PNPs usually work in both general and children’s hospitals or in healthcare facilities targeting younger populations, such as pediatric oncology clinics. Their day-to-day work also involves interacting with other healthcare providers, from doctors to laboratory technicians. PNPs often act as liaisons between their patients and these professionals.

A PNP’s responsibilities include:

  • Care. Children’s bodies are unique. Their physical presentation of symptoms can differ from that of adults, and because their bodies are smaller, they react differently to medications. PNPs must have pediatric-specific medical knowledge that enables them to recognize signs of disease and diagnose an illness accordingly, and then to administer the correct treatment. Their duties include conducting physical exams, recording health histories, ordering and interpreting laboratory and diagnostic tests, and establishing and implementing treatment plans. The degree of independence with which PNPs can prescribe medication depends on the extent of their training and certification, as well as the state in which they work.
  • Education. Another aspect that makes children unique patients is that they often can’t speak for themselves — and may not even be talking yet. As minors, they’re not legally entitled to make decisions about their own care; their parents or guardians have that right. A PNP must therefore be able to communicate with both children and their parents. Frequently this communication may have an educational focus as PNPs can teach parents about preventive care to keep their children healthy. If a child’s parents are balking at the thought of vaccination, for instance, a PNP might try to educate them on the importance of immunization.
  • Advocacy. PNPs who want to provide the best standard of care for their young patients may find themselves having to advocate for them. If an autistic child has yet to be diagnosed with the condition, for instance, a PNP might pick up on symptoms and recommend that the child be tested. The PNP might also advocate for the child to receive therapeutic measures to help manage everyday stressors. PNPs also have the duty to evaluate their patients for signs of abuse. For instance, if an infant appears malnourished, the infant may not be getting the sustenance needed at home.
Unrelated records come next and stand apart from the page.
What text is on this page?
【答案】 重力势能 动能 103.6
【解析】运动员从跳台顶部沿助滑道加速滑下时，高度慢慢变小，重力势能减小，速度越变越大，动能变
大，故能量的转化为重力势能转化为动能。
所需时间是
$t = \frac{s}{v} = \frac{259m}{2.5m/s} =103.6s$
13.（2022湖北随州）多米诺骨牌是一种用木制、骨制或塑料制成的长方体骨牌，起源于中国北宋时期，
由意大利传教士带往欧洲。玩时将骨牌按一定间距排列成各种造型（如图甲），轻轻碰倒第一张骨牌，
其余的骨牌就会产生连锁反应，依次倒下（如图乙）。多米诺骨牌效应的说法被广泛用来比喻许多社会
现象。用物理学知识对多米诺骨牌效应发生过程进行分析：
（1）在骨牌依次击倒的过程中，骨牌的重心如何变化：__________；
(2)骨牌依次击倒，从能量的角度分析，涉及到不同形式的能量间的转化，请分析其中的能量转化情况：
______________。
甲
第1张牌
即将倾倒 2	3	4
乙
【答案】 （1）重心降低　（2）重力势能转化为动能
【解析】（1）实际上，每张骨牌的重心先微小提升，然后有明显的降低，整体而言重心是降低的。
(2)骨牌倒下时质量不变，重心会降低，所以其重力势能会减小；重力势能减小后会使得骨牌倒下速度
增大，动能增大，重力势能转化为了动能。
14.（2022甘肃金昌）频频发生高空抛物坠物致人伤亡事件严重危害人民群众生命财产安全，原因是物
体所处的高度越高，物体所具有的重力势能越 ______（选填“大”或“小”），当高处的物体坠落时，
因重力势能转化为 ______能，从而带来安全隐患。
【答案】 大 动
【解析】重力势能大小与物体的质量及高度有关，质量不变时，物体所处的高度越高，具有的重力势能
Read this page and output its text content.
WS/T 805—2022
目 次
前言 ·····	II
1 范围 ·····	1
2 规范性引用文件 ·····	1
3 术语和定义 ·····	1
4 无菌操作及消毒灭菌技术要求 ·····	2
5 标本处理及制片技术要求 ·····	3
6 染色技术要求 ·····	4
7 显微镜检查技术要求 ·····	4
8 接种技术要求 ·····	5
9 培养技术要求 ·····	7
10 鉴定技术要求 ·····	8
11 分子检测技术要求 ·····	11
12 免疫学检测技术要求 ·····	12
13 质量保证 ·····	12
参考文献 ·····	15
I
Steps to Become a Pediatric Nurse Practitioner

The first step to become a PNP is to earn a bachelor’s or an associate degree. Next, an aspiring PNP must pass the National Council Licensure Examination for Registered Nurses (NCLEX-RN); then they can apply for a state license as a registered nurse (RN). Once licensed, RNs can enroll in a master’s in nursing program with a specialty in pediatrics, which involves coursework in anatomy, pharmacology, and physiology, along with hands-on clinical experience. Graduates can then seek certification as PNPs.

For those interested in an advanced nursing degree, Maryville University offers the Pediatric Nurse Practitioner concentration as  part of the online Master of Science in Nursing program. Students gain the knowledge they need to complete child-friendly developmental and health screenings, identify unhealthy lifestyle habits, and pinpoint hurdles to children’s mental and physical development. Students also master skills needed to interpret diagnostic tests, develop treatment plans, perform in-office primary care procedures (including writing prescriptions), and refer chronic or acute cases to specialists.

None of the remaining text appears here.